Ise Wataru, Koike Takuya, Shimada Nozomi, Yamamoto Hiromi, Tai Yuki, Shirai Taiichiro, Kawakami Ryoji, Kuwabara Mana, Kawai Chie, Shida Kyoko, Inoue Takeshi, Hojo Nozomi, Ichiyama Kenji, Sakaguchi Shimon, Shiroguchi Katsuyuki, Suzuki Kazuhiro, Kurosaki Tomohiro
Regulation of Host Defense Team, Division of Microbiology and Immunology, Center for Infectious Disease Education and Research, Osaka University, Osaka, Japan.
Laboratory of Lymphocyte Differentiation, WPI Immunology Frontier Research Center, Osaka University, Osaka, Japan.
J Exp Med. 2025 May 5;222(5). doi: 10.1084/jem.20241019. Epub 2025 Feb 20.

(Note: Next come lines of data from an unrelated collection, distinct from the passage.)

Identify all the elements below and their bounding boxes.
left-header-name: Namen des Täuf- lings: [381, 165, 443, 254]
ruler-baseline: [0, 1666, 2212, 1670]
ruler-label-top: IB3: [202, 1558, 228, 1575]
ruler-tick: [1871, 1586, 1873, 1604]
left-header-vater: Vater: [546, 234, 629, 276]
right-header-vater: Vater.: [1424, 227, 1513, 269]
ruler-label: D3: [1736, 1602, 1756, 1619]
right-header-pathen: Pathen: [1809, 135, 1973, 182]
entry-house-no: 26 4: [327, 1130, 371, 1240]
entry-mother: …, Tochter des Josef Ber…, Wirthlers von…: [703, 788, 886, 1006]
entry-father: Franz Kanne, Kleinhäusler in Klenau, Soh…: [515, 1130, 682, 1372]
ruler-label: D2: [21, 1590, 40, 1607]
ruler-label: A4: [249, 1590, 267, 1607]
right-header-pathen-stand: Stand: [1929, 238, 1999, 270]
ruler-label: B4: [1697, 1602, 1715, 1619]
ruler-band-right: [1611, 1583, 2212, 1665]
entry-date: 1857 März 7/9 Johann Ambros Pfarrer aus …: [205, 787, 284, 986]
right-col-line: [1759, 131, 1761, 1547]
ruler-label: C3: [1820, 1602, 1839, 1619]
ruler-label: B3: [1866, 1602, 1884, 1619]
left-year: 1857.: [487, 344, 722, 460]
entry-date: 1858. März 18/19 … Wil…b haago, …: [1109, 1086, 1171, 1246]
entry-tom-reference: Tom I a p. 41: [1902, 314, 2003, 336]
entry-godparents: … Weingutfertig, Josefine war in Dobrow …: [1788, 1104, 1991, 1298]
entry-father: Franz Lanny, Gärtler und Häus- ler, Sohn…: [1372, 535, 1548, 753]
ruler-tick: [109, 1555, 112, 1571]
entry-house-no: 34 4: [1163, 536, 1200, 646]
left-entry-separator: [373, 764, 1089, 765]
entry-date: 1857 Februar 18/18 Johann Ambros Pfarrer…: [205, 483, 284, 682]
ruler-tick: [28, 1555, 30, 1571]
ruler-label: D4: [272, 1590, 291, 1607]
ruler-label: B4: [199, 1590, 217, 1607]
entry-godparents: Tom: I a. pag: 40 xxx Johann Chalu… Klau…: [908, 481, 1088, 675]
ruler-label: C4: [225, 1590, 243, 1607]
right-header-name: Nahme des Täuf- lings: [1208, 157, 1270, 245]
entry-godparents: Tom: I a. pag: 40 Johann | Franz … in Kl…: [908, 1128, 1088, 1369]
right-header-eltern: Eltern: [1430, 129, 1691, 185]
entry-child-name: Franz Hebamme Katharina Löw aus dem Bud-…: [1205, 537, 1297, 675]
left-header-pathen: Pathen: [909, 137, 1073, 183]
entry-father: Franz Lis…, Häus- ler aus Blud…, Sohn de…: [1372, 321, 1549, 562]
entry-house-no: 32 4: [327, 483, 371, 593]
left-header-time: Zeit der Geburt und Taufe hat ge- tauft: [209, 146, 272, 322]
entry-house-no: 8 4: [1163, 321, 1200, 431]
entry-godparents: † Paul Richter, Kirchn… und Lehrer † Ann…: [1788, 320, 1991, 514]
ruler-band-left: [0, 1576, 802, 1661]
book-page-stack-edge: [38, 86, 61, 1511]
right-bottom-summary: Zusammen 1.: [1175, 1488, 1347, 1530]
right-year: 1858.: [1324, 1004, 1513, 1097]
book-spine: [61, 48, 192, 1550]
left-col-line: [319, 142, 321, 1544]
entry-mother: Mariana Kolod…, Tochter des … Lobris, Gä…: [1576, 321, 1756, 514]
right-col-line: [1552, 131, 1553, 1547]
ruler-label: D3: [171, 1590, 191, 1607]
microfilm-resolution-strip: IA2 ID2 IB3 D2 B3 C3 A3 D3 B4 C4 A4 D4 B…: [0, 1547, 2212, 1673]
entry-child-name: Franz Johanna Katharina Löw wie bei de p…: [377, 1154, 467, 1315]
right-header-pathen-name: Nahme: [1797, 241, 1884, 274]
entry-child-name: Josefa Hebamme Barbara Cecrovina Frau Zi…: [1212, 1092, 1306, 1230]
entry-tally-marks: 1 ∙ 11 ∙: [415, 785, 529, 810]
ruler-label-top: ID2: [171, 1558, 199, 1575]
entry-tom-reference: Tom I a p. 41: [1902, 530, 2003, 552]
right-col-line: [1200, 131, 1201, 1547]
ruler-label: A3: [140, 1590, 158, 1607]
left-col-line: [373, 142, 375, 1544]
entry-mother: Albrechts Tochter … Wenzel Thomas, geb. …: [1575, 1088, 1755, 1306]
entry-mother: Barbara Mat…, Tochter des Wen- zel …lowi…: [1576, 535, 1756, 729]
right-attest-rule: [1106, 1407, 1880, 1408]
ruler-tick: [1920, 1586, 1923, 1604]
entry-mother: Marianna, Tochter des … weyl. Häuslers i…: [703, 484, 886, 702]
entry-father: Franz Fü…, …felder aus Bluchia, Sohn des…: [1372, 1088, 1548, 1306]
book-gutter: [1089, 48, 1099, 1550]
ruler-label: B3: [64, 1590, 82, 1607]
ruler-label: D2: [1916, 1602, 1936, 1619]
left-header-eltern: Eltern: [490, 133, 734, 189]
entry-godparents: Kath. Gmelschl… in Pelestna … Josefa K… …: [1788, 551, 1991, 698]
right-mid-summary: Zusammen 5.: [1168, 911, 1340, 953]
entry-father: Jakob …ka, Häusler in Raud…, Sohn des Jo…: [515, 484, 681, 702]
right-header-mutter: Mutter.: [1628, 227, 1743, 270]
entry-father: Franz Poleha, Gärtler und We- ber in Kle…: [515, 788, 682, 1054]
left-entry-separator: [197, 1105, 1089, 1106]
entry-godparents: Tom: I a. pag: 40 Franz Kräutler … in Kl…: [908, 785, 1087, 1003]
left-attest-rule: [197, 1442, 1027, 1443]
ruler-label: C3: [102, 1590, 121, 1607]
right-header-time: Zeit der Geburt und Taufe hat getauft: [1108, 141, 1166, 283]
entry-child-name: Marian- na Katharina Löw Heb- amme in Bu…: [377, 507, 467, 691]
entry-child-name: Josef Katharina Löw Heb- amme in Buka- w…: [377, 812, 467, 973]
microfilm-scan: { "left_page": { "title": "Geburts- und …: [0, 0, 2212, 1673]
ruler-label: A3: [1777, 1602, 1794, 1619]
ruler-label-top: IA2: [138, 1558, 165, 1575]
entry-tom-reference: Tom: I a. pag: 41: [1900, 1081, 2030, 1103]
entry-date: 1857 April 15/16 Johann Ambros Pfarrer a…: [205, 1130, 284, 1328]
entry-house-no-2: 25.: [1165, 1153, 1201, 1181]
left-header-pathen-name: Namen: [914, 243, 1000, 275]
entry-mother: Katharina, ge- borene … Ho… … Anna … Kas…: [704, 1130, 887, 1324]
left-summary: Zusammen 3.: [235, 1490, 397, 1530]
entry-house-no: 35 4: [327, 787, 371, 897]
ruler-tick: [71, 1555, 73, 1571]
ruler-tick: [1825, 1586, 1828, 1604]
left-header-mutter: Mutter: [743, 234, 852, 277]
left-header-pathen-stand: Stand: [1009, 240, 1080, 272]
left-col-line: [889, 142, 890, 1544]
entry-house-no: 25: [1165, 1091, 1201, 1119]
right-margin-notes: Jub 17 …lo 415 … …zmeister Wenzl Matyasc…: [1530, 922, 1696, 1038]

Newly generated plasma cells in secondary lymphoid organs migrate to niches in the bone marrow, wherein they survive as long-lived plasma cells (LLPCs). Although LLPCs have been extensively characterized, it is still unclear what the key determinant(s) are for plasma cell longevity. One model postulates that plasma cell heterogeneity is established at the induction site, thereby instructing their longevity. Here, we found that, among newly generated IgG plasma cells, integrin β7hi marks plasma cells predisposed to home to the bone marrow, whereas integrin β7lo cells remain in secondary lymphoid organs. Mechanistically, this egress-prone fraction had a higher expression of the KLF2 transcription factor, the loss of which resulted in defective egress by downregulating S1PR1 and CD11b. Disruption of plasma cell egress results in defective antibody durability, thereby making mice more susceptible to influenza reinfection. Thus, the migration program of plasma cells established at the induction site plays a critical role in determining antibody durability.
次级淋巴器官中新生的浆细胞迁移至骨髓中的特定微环境,在那里它们作为长寿浆细胞(LLPCs)存活下来。尽管LLPCs已得到广泛研究,但浆细胞长寿的关键决定因素仍不清楚。一种模型推测,浆细胞异质性在诱导部位就已确立,从而决定了它们的寿命。在此,我们发现,在新生成的IgG浆细胞中,整合素β7高表达标记了倾向于归巢至骨髓的浆细胞,而整合素β7低表达的细胞则留在次级淋巴器官中。从机制上讲,这个易于迁出的亚群中KLF2转录因子表达较高,其缺失会通过下调S1PR1和CD11b导致迁出缺陷。浆细胞迁出的破坏会导致抗体持久性缺陷,从而使小鼠更容易再次感染流感。因此,在诱导部位确立的浆细胞迁移程序在决定抗体持久性方面起着关键作用。